Like Senator Frist, Coburn’s personal story makes him a compelling voice on medical-litigation reform. From 1970-78, he ran a successful family health care manufacturing company before attending Oklahoma Medical School. In his subsequent medial practice, Dr. Coburn has personally delivered almost 4,000 babies. As a result of his experience as both a businessman and a doctor facing escalating malpractice insurance costs, he is an outspoken opponent of the trial bar and a leader on medical-malpractice reform. For example, Coburn recently weighed in on the national debate over painkillers, arguing for a pragmatic approach that allows riskier drugs to remain available for informed patients.

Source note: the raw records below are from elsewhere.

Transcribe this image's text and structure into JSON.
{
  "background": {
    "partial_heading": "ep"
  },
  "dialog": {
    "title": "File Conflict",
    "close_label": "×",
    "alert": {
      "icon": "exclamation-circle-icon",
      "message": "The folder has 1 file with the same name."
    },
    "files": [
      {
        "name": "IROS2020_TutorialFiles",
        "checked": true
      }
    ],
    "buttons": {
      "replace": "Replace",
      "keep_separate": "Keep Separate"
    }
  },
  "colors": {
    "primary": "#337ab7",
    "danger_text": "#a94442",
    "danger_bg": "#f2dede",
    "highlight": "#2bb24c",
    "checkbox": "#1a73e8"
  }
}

Also significant: Coburn is a two-time cancer survivor, including colon cancer last year. By virtue of his personal experience, he understands all sides of this debate.

So where are we going? In the 108th Congress, Senate Minority Leader Tom Daschle was the lead Democrat sponsor of the asbestos-trust-fund legislation, which should give one a good sense of the philosophical origins of the Specter trust-fund bill. Fortunately, there is a conservative alternative: passing “medical criteria” legislation that adopts medical-evaluation criteria proposed by the American Medical Association. It’s a smart approach that addresses the underlying legal problem in our courts and doesn’t require $140 billion in new taxes. As one conservative said on the Senate floor last year, “I do not believe a trust-fund approach is the right approach… [The trust fund] is almost an invitation for people to say here is a bunch of money, probably not enough money, so let’s make sure we run our claims early, fast, and get in while the money is still there. So the claims would greatly exceed the money available no matter what size the pot of money is on the table. And when it runs out the net result will be that people will come to the federal government to keep it going…So I urge our colleagues to rethink this.”

That voice of reason was the now-retired Sen. Don Nickles, the great Oklahoma four-term senator, in whose seat Senator Coburn now serves. Hopefully, Coburn will pick up right where Nickles left off and oppose the trust-fund approach. By all accounts, he’s perfect for the job.

— Matt Kibbe is president and CEO of FreedomWorks.